After 18 months of investigation into Google's search practices, the European Commission has found four particular areas of concern where the search engine giant may be exploiting its market dominance to the detriment of competition. Those have been set out by Joaquín Almunia, EC Vice President for Competition Policy, who has also stressed the Commission's desire to get them settled "without having to engage in adversarial proceedings." Citing Google's continued willingness to work through any issues identified by the European regulator, Almunia expresses hope that remedies to the problematic aspects of Google's business practices can be negotiated swiftly and amicably.

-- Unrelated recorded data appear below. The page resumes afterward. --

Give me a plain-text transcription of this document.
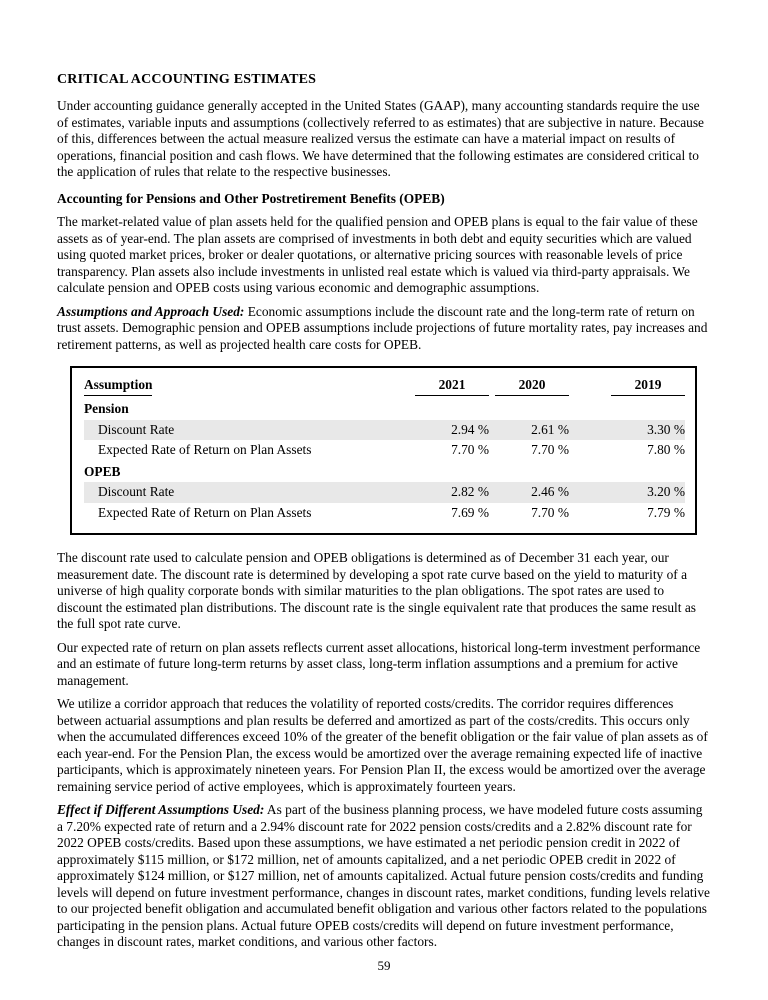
CRITICAL ACCOUNTING ESTIMATES

Under accounting guidance generally accepted in the United States (GAAP), many accounting standards require the use of estimates, variable inputs and assumptions (collectively referred to as estimates) that are subjective in nature. Because of this, differences between the actual measure realized versus the estimate can have a material impact on results of operations, financial position and cash flows. We have determined that the following estimates are considered critical to the application of rules that relate to the respective businesses.

Accounting for Pensions and Other Postretirement Benefits (OPEB)

The market-related value of plan assets held for the qualified pension and OPEB plans is equal to the fair value of these assets as of year-end. The plan assets are comprised of investments in both debt and equity securities which are valued using quoted market prices, broker or dealer quotations, or alternative pricing sources with reasonable levels of price transparency. Plan assets also include investments in unlisted real estate which is valued via third-party appraisals. We calculate pension and OPEB costs using various economic and demographic assumptions.

Assumptions and Approach Used: Economic assumptions include the discount rate and the long-term rate of return on trust assets. Demographic pension and OPEB assumptions include projections of future mortality rates, pay increases and retirement patterns, as well as projected health care costs for OPEB.

Assumption	2021	2020	2019
Pension			
Discount Rate	2.94 %	2.61 %	3.30 %
Expected Rate of Return on Plan Assets	7.70 %	7.70 %	7.80 %
OPEB			
Discount Rate	2.82 %	2.46 %	3.20 %
Expected Rate of Return on Plan Assets	7.69 %	7.70 %	7.79 %

The discount rate used to calculate pension and OPEB obligations is determined as of December 31 each year, our measurement date. The discount rate is determined by developing a spot rate curve based on the yield to maturity of a universe of high quality corporate bonds with similar maturities to the plan obligations. The spot rates are used to discount the estimated plan distributions. The discount rate is the single equivalent rate that produces the same result as the full spot rate curve.

Our expected rate of return on plan assets reflects current asset allocations, historical long-term investment performance and an estimate of future long-term returns by asset class, long-term inflation assumptions and a premium for active management.

We utilize a corridor approach that reduces the volatility of reported costs/credits. The corridor requires differences between actuarial assumptions and plan results be deferred and amortized as part of the costs/credits. This occurs only when the accumulated differences exceed 10% of the greater of the benefit obligation or the fair value of plan assets as of each year-end. For the Pension Plan, the excess would be amortized over the average remaining expected life of inactive participants, which is approximately nineteen years. For Pension Plan II, the excess would be amortized over the average remaining service period of active employees, which is approximately fourteen years.

Effect if Different Assumptions Used: As part of the business planning process, we have modeled future costs assuming a 7.20% expected rate of return and a 2.94% discount rate for 2022 pension costs/credits and a 2.82% discount rate for 2022 OPEB costs/credits. Based upon these assumptions, we have estimated a net periodic pension credit in 2022 of approximately $115 million, or $172 million, net of amounts capitalized, and a net periodic OPEB credit in 2022 of approximately $124 million, or $127 million, net of amounts capitalized. Actual future pension costs/credits and funding levels will depend on future investment performance, changes in discount rates, market conditions, funding levels relative to our projected benefit obligation and accumulated benefit obligation and various other factors related to the populations participating in the pension plans. Actual future OPEB costs/credits will depend on future investment performance, changes in discount rates, market conditions, and various other factors.

59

The investigation was started in November 2010, following complaints from Microsoft and others, and has now produced its preliminary findings. Firstly, Google's inclusion of its vertical search services alongside general search results — meaning Google maps, images, news, and the like — is deemed to be a form of preferential treatment, improperly advantaging Google's in-house software. Secondly, Almunia raises concern about Google "copying" content from other vertical search providers, referring to Google's indexing of results from competing outlets like travel and restaurant search sites. The third and fourth issues relate to search advertising and AdWords, suggesting Google is making it harder for both websites and advertisers to diversify with or move to alternative search engines.
Google could now choose to stand its ground and defend its right to operate as it is doing at present, but all indications are that there's little appetite for a fight on either side. We imagine both sides would be keen to reach a negotiated compromise as soon as possible.